For 32 Chestnut Park, Ms. Oxley plans to hold off offers for seven days. Without comparable listings, she can’t predict what a buyer might be willing to pay.

“There’s no other house like it. You can’t find out,” she says. “If the true market value is really $7-million, we’re going to get there.”

Elli Davis, a real estate agent with Sotheby’s International Realty Canada, has listed a unique laneway house near Queen Street West and Ossington Avenue with an asking price of $999,000.

The asking price is lower than the amount she expects the property to fetch, she says, because no similar properties exist.

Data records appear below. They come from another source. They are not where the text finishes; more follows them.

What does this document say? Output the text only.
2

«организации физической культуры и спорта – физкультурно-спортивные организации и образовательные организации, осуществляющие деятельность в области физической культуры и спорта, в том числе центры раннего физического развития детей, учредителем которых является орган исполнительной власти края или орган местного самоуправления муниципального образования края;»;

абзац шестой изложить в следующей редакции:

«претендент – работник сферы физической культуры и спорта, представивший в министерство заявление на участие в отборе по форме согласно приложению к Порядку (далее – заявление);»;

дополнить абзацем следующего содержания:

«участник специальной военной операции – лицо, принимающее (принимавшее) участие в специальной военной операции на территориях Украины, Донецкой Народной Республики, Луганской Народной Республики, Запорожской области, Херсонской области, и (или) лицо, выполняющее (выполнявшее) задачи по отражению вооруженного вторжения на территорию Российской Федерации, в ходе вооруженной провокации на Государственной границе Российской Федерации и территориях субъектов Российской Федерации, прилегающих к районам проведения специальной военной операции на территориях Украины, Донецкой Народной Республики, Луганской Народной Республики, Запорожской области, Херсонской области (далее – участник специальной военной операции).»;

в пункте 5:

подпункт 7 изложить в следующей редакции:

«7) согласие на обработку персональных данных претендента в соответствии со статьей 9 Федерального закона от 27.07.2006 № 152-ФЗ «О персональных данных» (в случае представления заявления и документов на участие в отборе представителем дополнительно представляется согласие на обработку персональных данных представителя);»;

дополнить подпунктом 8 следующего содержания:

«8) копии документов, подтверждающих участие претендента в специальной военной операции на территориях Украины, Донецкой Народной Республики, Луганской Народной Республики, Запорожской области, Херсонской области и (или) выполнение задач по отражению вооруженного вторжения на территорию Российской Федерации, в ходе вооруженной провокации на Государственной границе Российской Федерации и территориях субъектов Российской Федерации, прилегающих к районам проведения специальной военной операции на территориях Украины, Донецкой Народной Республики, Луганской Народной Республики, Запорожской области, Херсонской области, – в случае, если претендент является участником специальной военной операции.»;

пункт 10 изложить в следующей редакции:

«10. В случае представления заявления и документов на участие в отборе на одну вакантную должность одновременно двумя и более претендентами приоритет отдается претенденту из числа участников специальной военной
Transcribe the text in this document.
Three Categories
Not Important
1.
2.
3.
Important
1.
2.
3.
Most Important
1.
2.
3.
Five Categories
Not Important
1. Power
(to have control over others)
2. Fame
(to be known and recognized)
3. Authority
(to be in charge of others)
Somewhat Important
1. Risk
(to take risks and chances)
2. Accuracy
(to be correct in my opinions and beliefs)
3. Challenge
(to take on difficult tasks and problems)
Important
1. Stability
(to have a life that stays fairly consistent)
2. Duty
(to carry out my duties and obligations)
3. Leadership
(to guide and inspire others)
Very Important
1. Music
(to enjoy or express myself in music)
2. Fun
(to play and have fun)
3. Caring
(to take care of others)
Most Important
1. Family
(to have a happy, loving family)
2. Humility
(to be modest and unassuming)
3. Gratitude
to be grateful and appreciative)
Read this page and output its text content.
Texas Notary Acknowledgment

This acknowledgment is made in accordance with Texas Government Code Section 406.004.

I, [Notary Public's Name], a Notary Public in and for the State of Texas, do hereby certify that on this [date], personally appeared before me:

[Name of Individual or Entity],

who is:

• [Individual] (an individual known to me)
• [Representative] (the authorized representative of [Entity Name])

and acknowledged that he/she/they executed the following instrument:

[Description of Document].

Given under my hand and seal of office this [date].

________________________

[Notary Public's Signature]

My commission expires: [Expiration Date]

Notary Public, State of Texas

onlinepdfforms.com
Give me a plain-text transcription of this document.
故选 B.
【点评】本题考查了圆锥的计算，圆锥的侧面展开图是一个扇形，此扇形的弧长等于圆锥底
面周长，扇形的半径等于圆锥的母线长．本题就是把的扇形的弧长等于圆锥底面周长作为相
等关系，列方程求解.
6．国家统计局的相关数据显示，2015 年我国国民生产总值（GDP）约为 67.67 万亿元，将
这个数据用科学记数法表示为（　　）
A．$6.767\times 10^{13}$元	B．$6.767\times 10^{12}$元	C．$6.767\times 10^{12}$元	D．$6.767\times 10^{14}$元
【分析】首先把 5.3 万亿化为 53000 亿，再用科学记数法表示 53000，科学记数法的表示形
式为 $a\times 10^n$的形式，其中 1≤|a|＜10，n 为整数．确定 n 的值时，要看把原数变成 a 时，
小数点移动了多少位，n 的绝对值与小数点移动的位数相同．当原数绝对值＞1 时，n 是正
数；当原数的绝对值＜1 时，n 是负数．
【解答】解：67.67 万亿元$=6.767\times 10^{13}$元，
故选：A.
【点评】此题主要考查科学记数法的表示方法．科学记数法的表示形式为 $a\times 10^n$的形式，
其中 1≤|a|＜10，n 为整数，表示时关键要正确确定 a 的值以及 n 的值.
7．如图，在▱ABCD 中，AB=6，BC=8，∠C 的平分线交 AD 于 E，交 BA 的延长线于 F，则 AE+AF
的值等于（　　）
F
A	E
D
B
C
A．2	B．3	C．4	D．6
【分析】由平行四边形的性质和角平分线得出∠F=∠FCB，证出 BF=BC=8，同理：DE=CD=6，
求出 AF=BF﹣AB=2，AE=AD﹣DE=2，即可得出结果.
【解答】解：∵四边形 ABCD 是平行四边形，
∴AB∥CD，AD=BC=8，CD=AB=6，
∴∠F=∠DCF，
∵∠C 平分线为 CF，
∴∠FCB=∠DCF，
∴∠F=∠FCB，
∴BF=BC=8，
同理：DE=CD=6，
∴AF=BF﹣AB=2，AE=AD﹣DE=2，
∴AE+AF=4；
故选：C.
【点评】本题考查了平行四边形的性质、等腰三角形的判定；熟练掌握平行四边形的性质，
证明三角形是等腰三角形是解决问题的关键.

The converted upholstery shop at 40 Argyle Place has been turned into a loft-style home with two bedrooms, two bathrooms and beamed ceilings 11 feet high.

“It’s the only house on the laneway. It’s steps to the Ossington vibe,” she says of the vibrant stretch that includes a retro Cuban diner, a brewery and Vietnamese noodle shops.

Ms. Davis says she sometimes stages houses and condos with furniture, but in this case the personal style of the owners adds to the character of the space.

Ms. Davis says the building is unusual because it has zoning for residential and commercial use. She figures a buyer might turn it into a live-work space with living quarters above and a studio below.

Plenty of buyers were looking at the house in the first few days on the market, she says.

“I went low because we don’t really know where it’s going to go.”